"Aw, shuddup," said Axel to the Martians.

"Shuddup—"

Axel looked at me and shook his head at the Martian reply.

I wheeled the Mars-car around behind Spartan's, halting in a position which would allow me to watch.

The Martians were loping casually toward the two cars, seemingly in no rush to get there. And it was then I suddenly realized that their actions weren't hostile. I'd been frightened when they'd set fire to the Martian saguaro in the canal, but I realized that this had been defensive. They had been as afraid of me as I had been of them. Nothing in the world panics a man as does a situation he's never encountered before and does not know how to handle. And I suppose, in this respect, the Martians were human.

In fact, I was soon to learn that although physical bodies were apt to assume strangely different shapes, the psychology of the Martians was as human as intelligence. And it was a logical thing, too. After all, most of life's actions, possibly all, are aimed toward a double purpose—preservation of the individual and of the race.
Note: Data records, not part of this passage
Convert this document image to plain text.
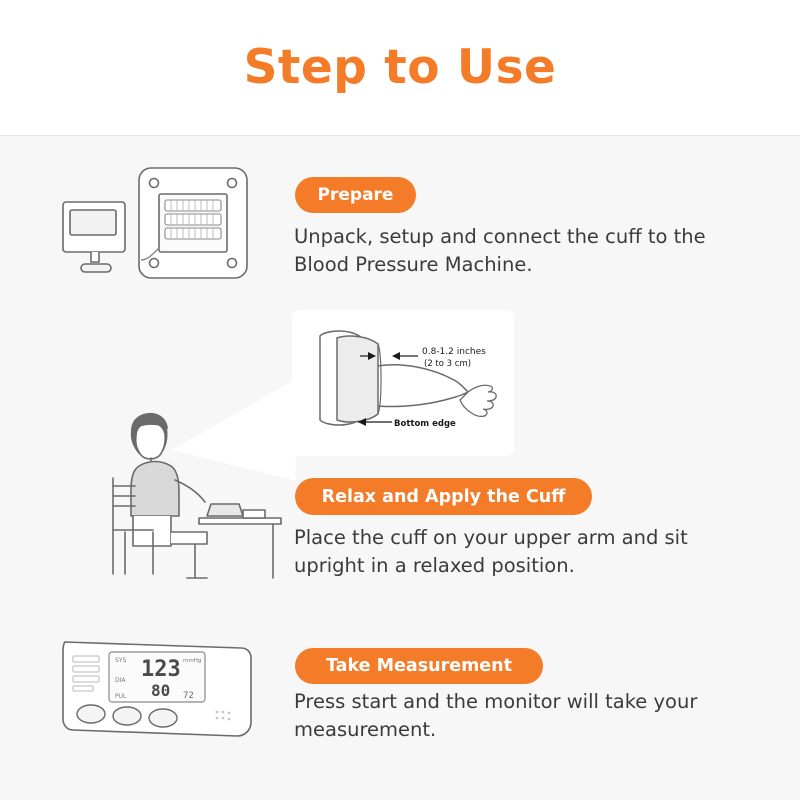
Step to Use
Prepare
Unpack, setup and connect the cuff to the Blood Pressure Machine.
0.8-1.2 inches
(2 to 3 cm)
Bottom edge
Relax and Apply the Cuff
Place the cuff on your upper arm and sit upright in a relaxed position.
123
80
SYS
DIA
PUL	72
mmHg	Take Measurement
Press start and the monitor will take your measurement.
This fact is as basic as Newton's laws governing the physical actions of the universe.

In fact, the two kinds of matter in space, animate and inanimate, may not be so different, after all. The energy that is in all matter, may be seeking to control its destiny, and life may be a basic property of the power that exists in every atom.

But it was no time for philosophy. I didn't think these thoughts then—it was not until long afterwards that they occurred to me.

I was watching the Martians who now had slowed to a lazy canter, focusing their biological radar on the two similar objects parked in the desert.

As they came abreast of the spaceship, they looked at that too. I expected to see the pile of supplies Axel had stacked near the ship to go up in smoke—flames being highly unlikely in thin air like this. But the Martians were no longer frightened. The enemy had fled at their approach. They assumed, no doubt, that we were no match for them. And this is another trait that has proved the undoing of many a human being—to suspect weakness where it does not exist.